Because senile osteoporosis is caused by the loss of bone mass due to aging, the bones are more fragile and thus more prone to fractures and fracture-related complications. These complications can include a more than doubled risk increase for future fractures and a lower quality of life resulting from chronic pain or disability, sometimes needing long-term nursing care. Depending on the site, pathologic fractures can also increase relative mortality risk. Hip fractures alone are particularly debilitating and have a nearly 20% higher mortality rate within one year of the fracture. Other fractures are more subtle and can go undetected for some time. For example, vertebral compression fractures in the spine, often noticeable by a loss of vertical height, can occur even during routine motions like twisting, coughing, and reaching.
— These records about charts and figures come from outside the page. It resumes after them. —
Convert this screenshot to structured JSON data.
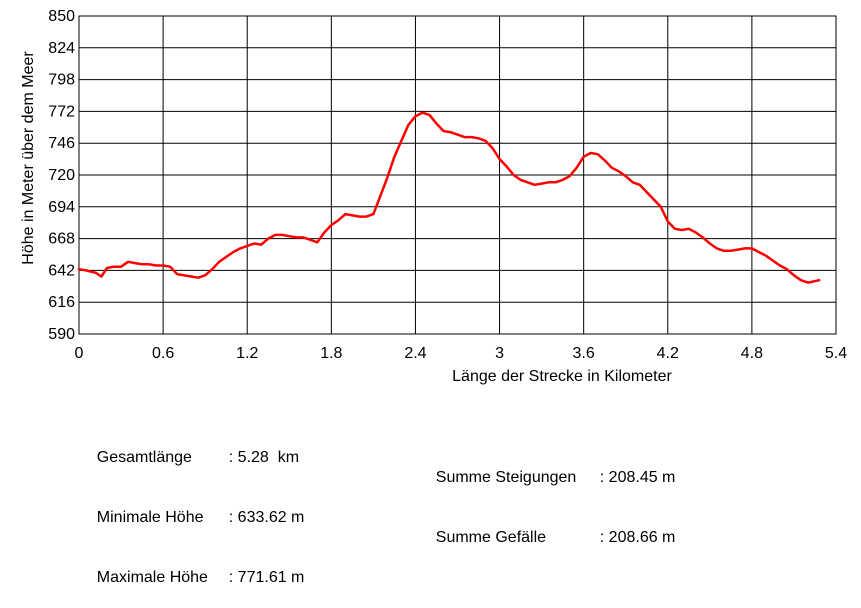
{
  "chart_data": {
    "type": "line",
    "xlabel": "Länge der Strecke in Kilometer",
    "ylabel": "Höhe in Meter über dem Meer",
    "xlim": [
      0,
      5.4
    ],
    "ylim": [
      590,
      850
    ],
    "x_ticks": [
      "0",
      "0.6",
      "1.2",
      "1.8",
      "2.4",
      "3",
      "3.6",
      "4.2",
      "4.8",
      "5.4"
    ],
    "y_ticks": [
      "850",
      "824",
      "798",
      "772",
      "746",
      "720",
      "694",
      "668",
      "642",
      "616",
      "590"
    ],
    "grid": true,
    "line_color": "#ff0000",
    "series": [
      {
        "x": [
          0,
          0.05,
          0.12,
          0.16,
          0.2,
          0.25,
          0.3,
          0.35,
          0.4,
          0.45,
          0.5,
          0.55,
          0.6,
          0.65,
          0.7,
          0.75,
          0.8,
          0.85,
          0.9,
          0.95,
          1.0,
          1.05,
          1.1,
          1.15,
          1.2,
          1.25,
          1.3,
          1.35,
          1.4,
          1.45,
          1.5,
          1.55,
          1.6,
          1.65,
          1.7,
          1.75,
          1.8,
          1.85,
          1.9,
          2.0,
          2.05,
          2.1,
          2.15,
          2.2,
          2.25,
          2.3,
          2.35,
          2.4,
          2.45,
          2.5,
          2.55,
          2.6,
          2.65,
          2.7,
          2.75,
          2.8,
          2.85,
          2.9,
          2.95,
          3.0,
          3.05,
          3.1,
          3.15,
          3.2,
          3.25,
          3.3,
          3.35,
          3.4,
          3.45,
          3.5,
          3.55,
          3.6,
          3.65,
          3.7,
          3.75,
          3.8,
          3.85,
          3.9,
          3.95,
          4.0,
          4.05,
          4.1,
          4.15,
          4.2,
          4.25,
          4.3,
          4.35,
          4.4,
          4.45,
          4.5,
          4.55,
          4.6,
          4.65,
          4.7,
          4.75,
          4.8,
          4.85,
          4.9,
          4.95,
          5.0,
          5.05,
          5.1,
          5.15,
          5.2,
          5.28
        ],
        "y": [
          643,
          642,
          640,
          637,
          644,
          645,
          645,
          649,
          648,
          647,
          647,
          646,
          646,
          645,
          639,
          638,
          637,
          636,
          638,
          643,
          649,
          653,
          657,
          660,
          662,
          664,
          663,
          668,
          671,
          671,
          670,
          669,
          669,
          667,
          665,
          673,
          679,
          683,
          688,
          686,
          686,
          688,
          703,
          718,
          735,
          748,
          761,
          768,
          771,
          769,
          762,
          756,
          755,
          753,
          751,
          751,
          750,
          748,
          742,
          733,
          727,
          720,
          716,
          714,
          712,
          713,
          714,
          714,
          716,
          719,
          726,
          735,
          738,
          737,
          732,
          726,
          723,
          719,
          714,
          712,
          706,
          700,
          694,
          682,
          676,
          675,
          676,
          673,
          669,
          664,
          660,
          658,
          658,
          659,
          660,
          660,
          657,
          654,
          650,
          646,
          643,
          638,
          634,
          632,
          634
        ]
      }
    ]
  },
  "stats": {
    "total_length_label": "Gesamtlänge",
    "total_length_value": ": 5.28  km",
    "min_height_label": "Minimale Höhe",
    "min_height_value": ": 633.62 m",
    "max_height_label": "Maximale Höhe",
    "max_height_value": ": 771.61 m",
    "ascent_label": "Summe Steigungen",
    "ascent_value": ": 208.45 m",
    "descent_label": "Summe Gefälle",
    "descent_value": ": 208.66 m"
  }
}
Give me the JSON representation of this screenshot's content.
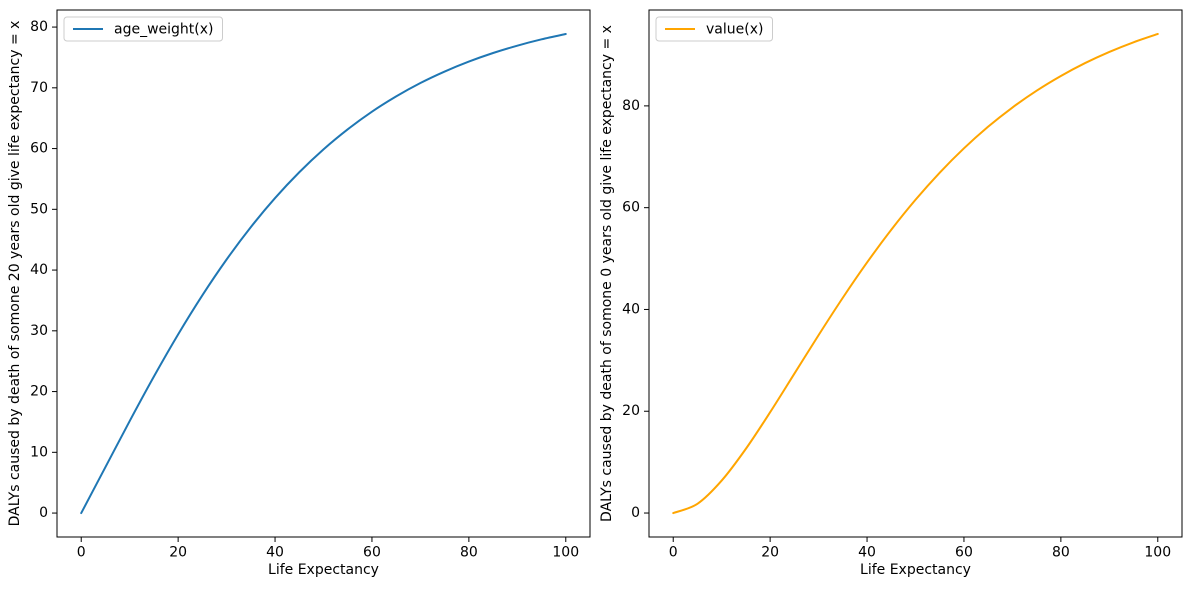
{
  "figure": {
    "background": "#ffffff",
    "axes_color": "#000000",
    "tick_color": "#000000",
    "legend_border_color": "#cccccc",
    "legend_fill": "rgba(255,255,255,0.8)"
  },
  "chart_data": [
    {
      "type": "line",
      "title": "",
      "xlabel": "Life Expectancy",
      "ylabel": "DALYs caused by death of somone 20 years old give life expectancy = x",
      "xlim": [
        -5,
        105
      ],
      "ylim": [
        -3.94,
        82.81
      ],
      "xticks": [
        0,
        20,
        40,
        60,
        80,
        100
      ],
      "yticks": [
        0,
        10,
        20,
        30,
        40,
        50,
        60,
        70,
        80
      ],
      "grid": false,
      "legend_position": "upper-left",
      "series": [
        {
          "name": "age_weight(x)",
          "color": "#1f77b4",
          "x": [
            0,
            5,
            10,
            15,
            20,
            25,
            30,
            35,
            40,
            45,
            50,
            55,
            60,
            65,
            70,
            75,
            80,
            85,
            90,
            95,
            100
          ],
          "y": [
            0,
            7.57,
            15.15,
            22.48,
            29.42,
            35.85,
            41.74,
            47.07,
            51.85,
            56.1,
            59.87,
            63.17,
            66.07,
            68.59,
            70.79,
            72.68,
            74.32,
            75.73,
            76.94,
            77.98,
            78.86
          ]
        }
      ]
    },
    {
      "type": "line",
      "title": "",
      "xlabel": "Life Expectancy",
      "ylabel": "DALYs caused by death of somone 0 years old give life expectancy = x",
      "xlim": [
        -5,
        105
      ],
      "ylim": [
        -4.71,
        98.84
      ],
      "xticks": [
        0,
        20,
        40,
        60,
        80,
        100
      ],
      "yticks": [
        0,
        20,
        40,
        60,
        80
      ],
      "grid": false,
      "legend_position": "upper-left",
      "series": [
        {
          "name": "value(x)",
          "color": "#ffa500",
          "x": [
            0,
            5,
            10,
            15,
            20,
            25,
            30,
            35,
            40,
            45,
            50,
            55,
            60,
            65,
            70,
            75,
            80,
            85,
            90,
            95,
            100
          ],
          "y": [
            0,
            1.82,
            6.38,
            12.63,
            19.81,
            27.38,
            34.96,
            42.3,
            49.23,
            55.66,
            61.55,
            66.88,
            71.66,
            75.92,
            79.68,
            82.99,
            85.88,
            88.41,
            90.6,
            92.5,
            94.13
          ]
        }
      ]
    }
  ]
}
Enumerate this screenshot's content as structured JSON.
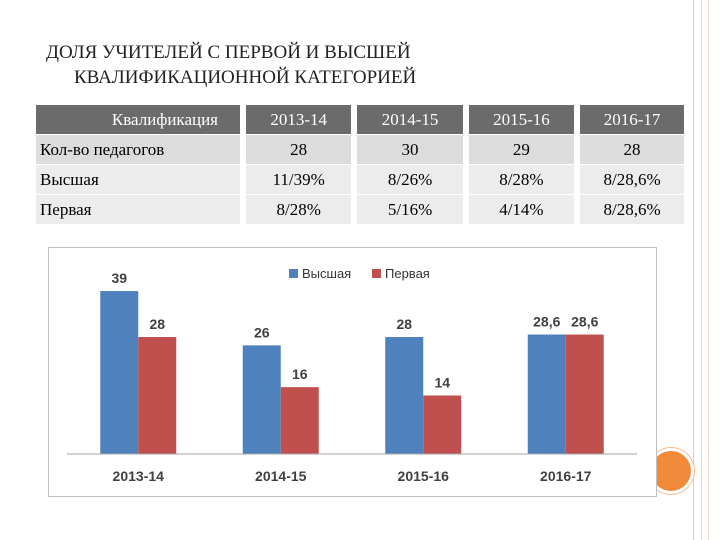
{
  "title": {
    "line1": "ДОЛЯ УЧИТЕЛЕЙ С ПЕРВОЙ И ВЫСШЕЙ",
    "line2": "КВАЛИФИКАЦИОННОЙ КАТЕГОРИЕЙ"
  },
  "table": {
    "header": [
      "Квалификация",
      "2013-14",
      "2014-15",
      "2015-16",
      "2016-17"
    ],
    "rows": [
      {
        "label": "Кол-во педагогов",
        "cells": [
          "28",
          "30",
          "29",
          "28"
        ]
      },
      {
        "label": "Высшая",
        "cells": [
          "11/39%",
          "8/26%",
          "8/28%",
          "8/28,6%"
        ]
      },
      {
        "label": "Первая",
        "cells": [
          "8/28%",
          "5/16%",
          "4/14%",
          "8/28,6%"
        ]
      }
    ]
  },
  "chart_data": {
    "type": "bar",
    "categories": [
      "2013-14",
      "2014-15",
      "2015-16",
      "2016-17"
    ],
    "series": [
      {
        "name": "Высшая",
        "values": [
          39,
          26,
          28,
          28.6
        ],
        "labels": [
          "39",
          "26",
          "28",
          "28,6"
        ],
        "color": "#4f81bd"
      },
      {
        "name": "Первая",
        "values": [
          28,
          16,
          14,
          28.6
        ],
        "labels": [
          "28",
          "16",
          "14",
          "28,6"
        ],
        "color": "#c0504d"
      }
    ],
    "ylim": [
      0,
      45
    ],
    "legend": "top-center",
    "grid": false,
    "axis_color": "#a6a6a6"
  },
  "decor": {
    "circle_color": "#f28a3c"
  }
}
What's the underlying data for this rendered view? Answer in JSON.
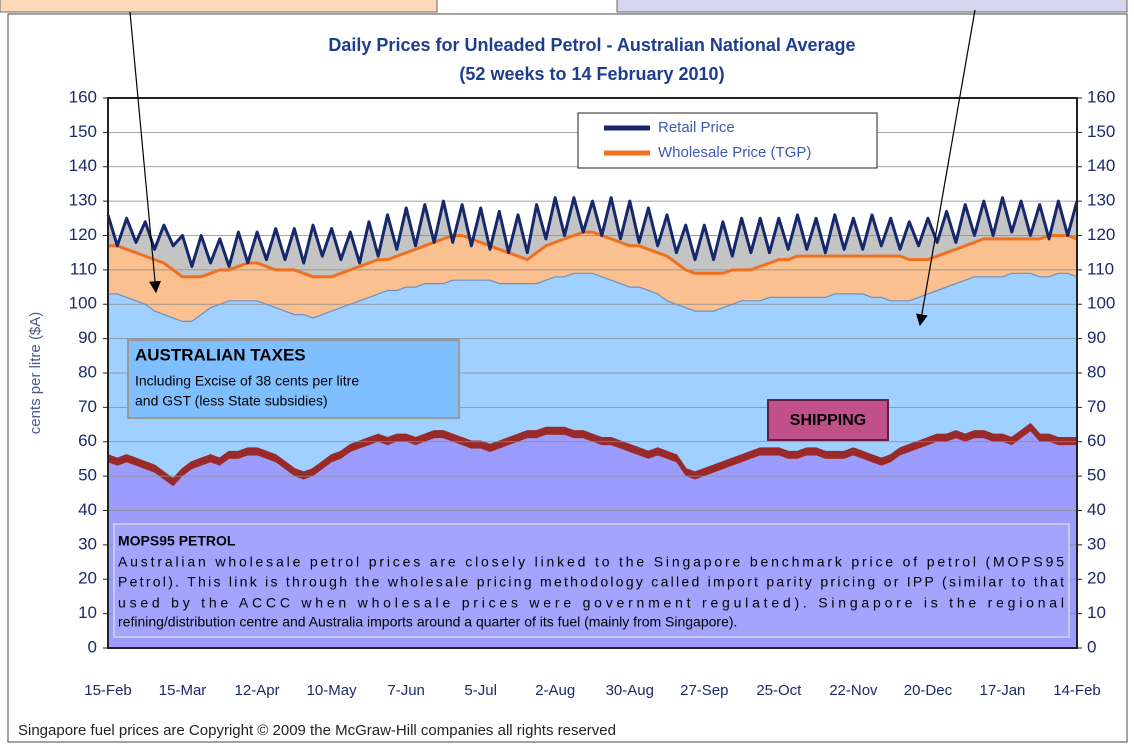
{
  "chart_data": {
    "type": "area",
    "title": "Daily Prices for Unleaded Petrol - Australian National Average",
    "subtitle": "(52 weeks to 14 February 2010)",
    "ylabel": "cents per litre ($A)",
    "footnote": "Singapore fuel prices are Copyright © 2009 the McGraw-Hill companies all rights reserved",
    "categories": [
      "15-Feb",
      null,
      null,
      null,
      null,
      null,
      null,
      null,
      "15-Mar",
      null,
      null,
      null,
      null,
      null,
      null,
      null,
      "12-Apr",
      null,
      null,
      null,
      null,
      null,
      null,
      null,
      "10-May",
      null,
      null,
      null,
      null,
      null,
      null,
      null,
      "7-Jun",
      null,
      null,
      null,
      null,
      null,
      null,
      null,
      "5-Jul",
      null,
      null,
      null,
      null,
      null,
      null,
      null,
      "2-Aug",
      null,
      null,
      null,
      null,
      null,
      null,
      null,
      "30-Aug",
      null,
      null,
      null,
      null,
      null,
      null,
      null,
      "27-Sep",
      null,
      null,
      null,
      null,
      null,
      null,
      null,
      "25-Oct",
      null,
      null,
      null,
      null,
      null,
      null,
      null,
      "22-Nov",
      null,
      null,
      null,
      null,
      null,
      null,
      null,
      "20-Dec",
      null,
      null,
      null,
      null,
      null,
      null,
      null,
      "17-Jan",
      null,
      null,
      null,
      null,
      null,
      null,
      null,
      "14-Feb"
    ],
    "series": [
      {
        "name": "Retail Price",
        "color": "#14286b",
        "fill": "#c4c4c4",
        "values": [
          126,
          117,
          125,
          118,
          124,
          116,
          123,
          117,
          120,
          111,
          120,
          112,
          119,
          111,
          121,
          112,
          121,
          113,
          122,
          113,
          122,
          112,
          123,
          114,
          122,
          113,
          121,
          112,
          124,
          114,
          126,
          116,
          128,
          117,
          129,
          118,
          130,
          118,
          129,
          117,
          128,
          116,
          127,
          115,
          126,
          115,
          129,
          119,
          131,
          120,
          131,
          121,
          130,
          120,
          131,
          119,
          130,
          118,
          128,
          117,
          126,
          115,
          123,
          113,
          123,
          113,
          124,
          114,
          125,
          115,
          125,
          115,
          125,
          116,
          126,
          116,
          125,
          115,
          126,
          116,
          125,
          116,
          126,
          117,
          125,
          116,
          124,
          117,
          125,
          118,
          127,
          118,
          129,
          120,
          130,
          120,
          131,
          121,
          130,
          120,
          129,
          119,
          130,
          120,
          130
        ]
      },
      {
        "name": "Wholesale Price (TGP)",
        "color": "#f07020",
        "fill": "#fbc08f",
        "values": [
          117,
          117,
          116,
          115,
          114,
          113,
          112,
          110,
          108,
          108,
          108,
          109,
          110,
          110,
          111,
          112,
          112,
          111,
          110,
          110,
          110,
          109,
          108,
          108,
          108,
          109,
          110,
          111,
          112,
          113,
          113,
          114,
          115,
          116,
          117,
          118,
          119,
          120,
          120,
          119,
          118,
          117,
          116,
          115,
          114,
          113,
          115,
          117,
          118,
          119,
          120,
          121,
          121,
          120,
          119,
          118,
          117,
          117,
          116,
          115,
          114,
          112,
          110,
          109,
          109,
          109,
          109,
          110,
          110,
          110,
          111,
          112,
          113,
          113,
          114,
          114,
          114,
          114,
          114,
          114,
          114,
          114,
          114,
          114,
          114,
          114,
          113,
          113,
          113,
          114,
          115,
          116,
          117,
          118,
          119,
          119,
          119,
          119,
          119,
          119,
          119,
          120,
          120,
          120,
          119
        ]
      }
    ],
    "areas": [
      {
        "name": "MOPS95 PETROL",
        "color": "#9c9cff",
        "note": [
          "Australian wholesale petrol prices are closely linked to the Singapore benchmark price of petrol (MOPS95",
          "Petrol).  This link is through the wholesale pricing methodology called import parity pricing or IPP (similar to that",
          "used by the ACCC when wholesale prices were government regulated). Singapore is the regional",
          "refining/distribution centre and  Australia imports around a quarter of its fuel (mainly from Singapore)."
        ],
        "values": [
          54,
          53,
          54,
          53,
          52,
          51,
          49,
          47,
          50,
          52,
          53,
          54,
          53,
          55,
          55,
          56,
          56,
          55,
          54,
          52,
          50,
          49,
          50,
          52,
          54,
          55,
          57,
          58,
          59,
          60,
          59,
          60,
          60,
          59,
          60,
          61,
          61,
          60,
          59,
          58,
          58,
          57,
          58,
          59,
          60,
          61,
          61,
          62,
          62,
          62,
          61,
          61,
          60,
          59,
          59,
          58,
          57,
          56,
          55,
          56,
          55,
          54,
          50,
          49,
          50,
          51,
          52,
          53,
          54,
          55,
          56,
          56,
          56,
          55,
          55,
          56,
          56,
          55,
          55,
          55,
          56,
          55,
          54,
          53,
          54,
          56,
          57,
          58,
          59,
          60,
          60,
          61,
          60,
          61,
          61,
          60,
          60,
          59,
          61,
          63,
          60,
          60,
          59,
          59,
          59
        ]
      },
      {
        "name": "SHIPPING",
        "color": "#9a2a2a",
        "values": [
          2,
          2,
          2,
          2,
          2,
          2,
          2,
          2,
          2,
          2,
          2,
          2,
          2,
          2,
          2,
          2,
          2,
          2,
          2,
          2,
          2,
          2,
          2,
          2,
          2,
          2,
          2,
          2,
          2,
          2,
          2,
          2,
          2,
          2,
          2,
          2,
          2,
          2,
          2,
          2,
          2,
          2,
          2,
          2,
          2,
          2,
          2,
          2,
          2,
          2,
          2,
          2,
          2,
          2,
          2,
          2,
          2,
          2,
          2,
          2,
          2,
          2,
          2,
          2,
          2,
          2,
          2,
          2,
          2,
          2,
          2,
          2,
          2,
          2,
          2,
          2,
          2,
          2,
          2,
          2,
          2,
          2,
          2,
          2,
          2,
          2,
          2,
          2,
          2,
          2,
          2,
          2,
          2,
          2,
          2,
          2,
          2,
          2,
          2,
          2,
          2,
          2,
          2,
          2,
          2
        ]
      },
      {
        "name": "AUSTRALIAN TAXES",
        "color": "#9fd0ff",
        "note": [
          "Including Excise of 38 cents per litre",
          "and GST (less State subsidies)"
        ],
        "values": [
          47,
          48,
          46,
          46,
          46,
          45,
          46,
          47,
          43,
          41,
          42,
          43,
          45,
          44,
          44,
          43,
          43,
          43,
          43,
          44,
          45,
          46,
          44,
          43,
          42,
          42,
          41,
          41,
          41,
          41,
          43,
          42,
          43,
          44,
          44,
          43,
          43,
          45,
          46,
          47,
          47,
          48,
          46,
          45,
          44,
          43,
          43,
          43,
          44,
          44,
          46,
          46,
          47,
          47,
          46,
          46,
          46,
          47,
          47,
          45,
          44,
          44,
          47,
          47,
          46,
          45,
          45,
          45,
          45,
          44,
          43,
          44,
          44,
          45,
          45,
          44,
          44,
          45,
          46,
          46,
          45,
          46,
          46,
          47,
          45,
          43,
          42,
          42,
          42,
          42,
          43,
          43,
          45,
          45,
          45,
          46,
          46,
          48,
          46,
          44,
          46,
          46,
          48,
          48,
          47
        ]
      }
    ],
    "ylim": [
      0,
      160
    ],
    "yticks": [
      0,
      10,
      20,
      30,
      40,
      50,
      60,
      70,
      80,
      90,
      100,
      110,
      120,
      130,
      140,
      150,
      160
    ],
    "y2lim": [
      0,
      160
    ],
    "y2ticks": [
      0,
      10,
      20,
      30,
      40,
      50,
      60,
      70,
      80,
      90,
      100,
      110,
      120,
      130,
      140,
      150,
      160
    ],
    "grid": true
  }
}
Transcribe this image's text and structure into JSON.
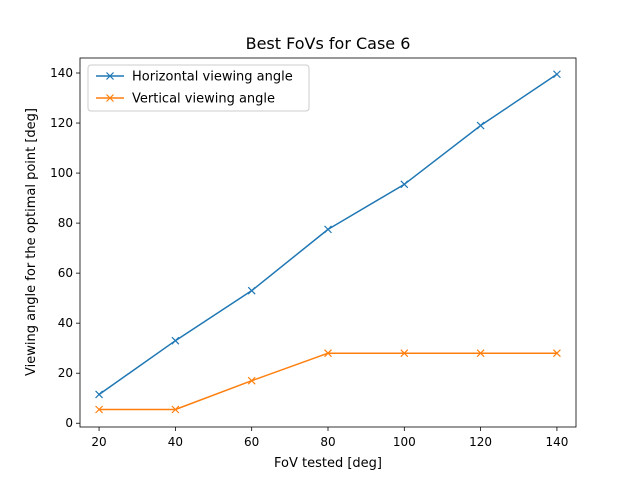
{
  "chart_data": {
    "type": "line",
    "title": "Best FoVs for Case 6",
    "xlabel": "FoV tested [deg]",
    "ylabel": "Viewing angle for the optimal point [deg]",
    "x": [
      20,
      40,
      60,
      80,
      100,
      120,
      140
    ],
    "xlim": [
      15,
      145
    ],
    "ylim": [
      -1.5,
      146
    ],
    "xticks": [
      20,
      40,
      60,
      80,
      100,
      120,
      140
    ],
    "yticks": [
      0,
      20,
      40,
      60,
      80,
      100,
      120,
      140
    ],
    "grid": false,
    "legend_position": "top-left",
    "marker": "x",
    "series": [
      {
        "name": "Horizontal viewing angle",
        "color": "#1f77b4",
        "values": [
          11.5,
          33,
          53,
          77.5,
          95.5,
          119,
          139.5
        ]
      },
      {
        "name": "Vertical viewing angle",
        "color": "#ff7f0e",
        "values": [
          5.5,
          5.5,
          17,
          28,
          28,
          28,
          28
        ]
      }
    ]
  }
}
In addition to decreased bone mineral density, there are other factors that contribute to fracture risk such as advanced age, lower body mass index, fracture history, smoking, steroid use, high alcohol intake, and fall history. Studies linking alcohol and fracture risk define high intake as three or more drinks per day. High caffeine intake may also play a role in fracture risk. Many healthcare organizations also utilize a Fracture Risk Assessment Tool that can estimate a 10-year probability of having an osteoporotic fracture based on an individual's health information and the criteria listed above.

Fall Prevention

Of the risks listed above, falls contribute most significantly to the incidence of osteoporotic fractures. There are precautions that can be taken at home to reduce the risk of falling. These include anchoring rugs to the floor, minimizing clutter, improving overall lighting and visibility, and installing handrails in stairways and hallways. Regular exercise is another way to further decrease fall risk. Back and posture exercises as well as weight-bearing exercises such as walking can slow bone loss, improve balance, and strengthen muscles.